I have a Thrift API that works with a Java application running on Linux. I use the .NET client to connect to the API and perform operations.
The first few calls to the service work fine without errors, but then (seemingly randomly) the call will hang. If I force a shutdown with my client and try to connect again, the service freezes again, or my client has the following error:
Unable to read data from the transport connection: An existing connection was forcibly closed by the remote host. at System.Net.Sockets.NetworkStream.Read(Byte[] buffer, Int32 offset, Int32 size) at Thrift.Transport.TStreamTransport.Read(Byte[] buf, Int32 off, Int32 len) (etc.)
When I use JConsole to get a stream dump, the server is on accept()
"Thread-1" prio=10 tid=0x00002aaad457a800 nid=0x79c7 runnable [0x00000000434af000] java.lang.Thread.State: RUNNABLE at java.net.PlainSocketImpl.socketAccept(Native Method) at java.net.PlainSocketImpl.accept(PlainSocketImpl.java:408) - locked <0x00000005c0fef470> (a java.net.SocksSocketImpl) at java.net.ServerSocket.implAccept(ServerSocket.java:462) at java.net.ServerSocket.accept(ServerSocket.java:430) at org.apache.thrift.transport.TServerSocket.acceptImpl(TServerSocket.java:113) at org.apache.thrift.transport.TServerSocket.acceptImpl(TServerSocket.java:35) at org.apache.thrift.transport.TServerTransport.accept(TServerTransport.java:31) at org.apache.thrift.server.TSimpleServer.serve(TSimpleServer.java:63)
netstat on the server shows connections to the service port located on TIME_WAIT , which eventually disappear a few minutes after I force the client to finish (as expected).
The code that installs the Thrift service is as follows:
int port = thriftServicePort; String host = thriftServiceHost; InetAddress adr = InetAddress.getByName(host); InetSocketAddress address = new InetSocketAddress(adr, port); TServerTransport serverTransport = new TServerSocket(address); TServer server = new TSimpleServer(new TServer.Args(serverTransport).processor((org.apache.thrift.TProcessor)processor)); server.serve();
Note that we use the TServerTransport constructor, which accepts an explicit host name or IP address. I suspect that I should change it to take a constructor that specifies only the port (eventually binding to InetAddress.anyLocalAddress() ). Alternatively, I suppose, I could configure the service to bind to a "wildcard" address ("0.0.0.0").
I must mention that the service is not hosted on the open Internet. It is hosted on a private network, and I use SSH tunneling to achieve it. Therefore, the host name to which the service is bound is not resolved on my local network (although I can make the initial connection through tunneling). Interestingly, is this something similar to a TCP RMI callback problem ?

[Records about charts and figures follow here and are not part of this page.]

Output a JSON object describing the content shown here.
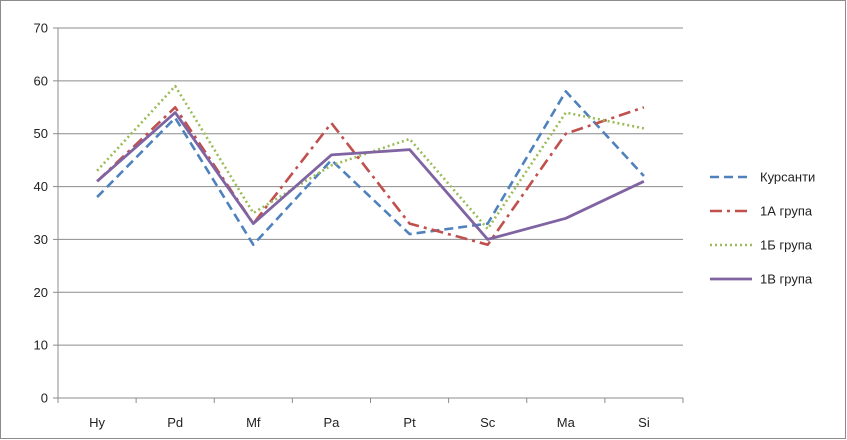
{
  "chart_data": {
    "type": "line",
    "title": "",
    "xlabel": "",
    "ylabel": "",
    "categories": [
      "Hy",
      "Pd",
      "Mf",
      "Pa",
      "Pt",
      "Sc",
      "Ma",
      "Si"
    ],
    "ylim": [
      0,
      70
    ],
    "yticks": [
      0,
      10,
      20,
      30,
      40,
      50,
      60,
      70
    ],
    "grid": "horizontal",
    "legend_position": "right",
    "series": [
      {
        "name": "Курсанти",
        "values": [
          38,
          53,
          29,
          45,
          31,
          33,
          58,
          42
        ],
        "color": "#4f81bd",
        "dash": "dashed"
      },
      {
        "name": "1А група",
        "values": [
          41,
          55,
          33,
          52,
          33,
          29,
          50,
          55
        ],
        "color": "#c0504d",
        "dash": "dashdot"
      },
      {
        "name": "1Б група",
        "values": [
          43,
          59,
          35,
          44,
          49,
          32,
          54,
          51
        ],
        "color": "#9bbb59",
        "dash": "dotted"
      },
      {
        "name": "1В група",
        "values": [
          41,
          54,
          33,
          46,
          47,
          30,
          34,
          41
        ],
        "color": "#8064a2",
        "dash": "solid"
      }
    ]
  }
}
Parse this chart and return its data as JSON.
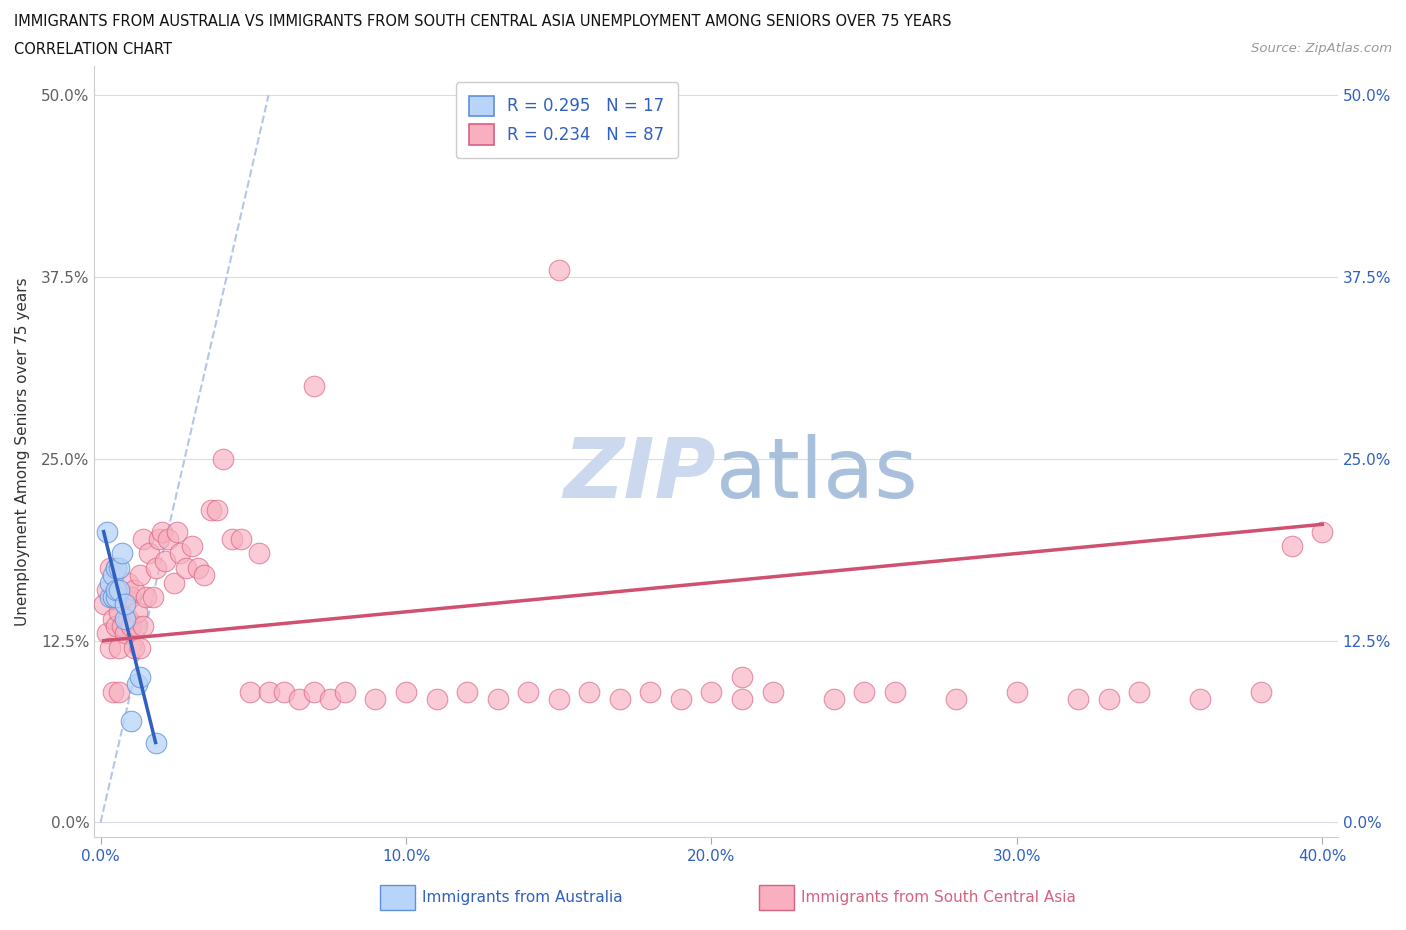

Is there a technical explanation for what is happening (if this is a common problem) or additional troubleshooting steps that I can take?
UPDATE
Today we had the same problem, but this time jstack showed that the Thrift server blocks eternal reading from the input stream:
"Thread-1" prio=10 tid=0x00002aaad43fc000 nid=0x60b3 runnable [0x0000000041741000] java.lang.Thread.State: RUNNABLE at java.net.SocketInputStream.socketRead0(Native Method) at java.net.SocketInputStream.read(SocketInputStream.java:129) at org.apache.thrift.transport.TIOStreamTransport.read(TIOStreamTransport.java:127) at org.apache.thrift.transport.TTransport.readAll(TTransport.java:84) at org.apache.thrift.protocol.TBinaryProtocol.readAll(TBinaryProtocol.java:378) at org.apache.thrift.protocol.TBinaryProtocol.readI32(TBinaryProtocol.java:297) at org.apache.thrift.protocol.TBinaryProtocol.readMessageBegin(TBinaryProtocol.java:204) at org.apache.thrift.TBaseProcessor.process(TBaseProcessor.java:22) at org.apache.thrift.server.TSimpleServer.serve(TSimpleServer.java:70)
Therefore, we need to set the "client timeout" in the TServerSocket constructor. But why did this make the application also refuse connections when accept() blocked?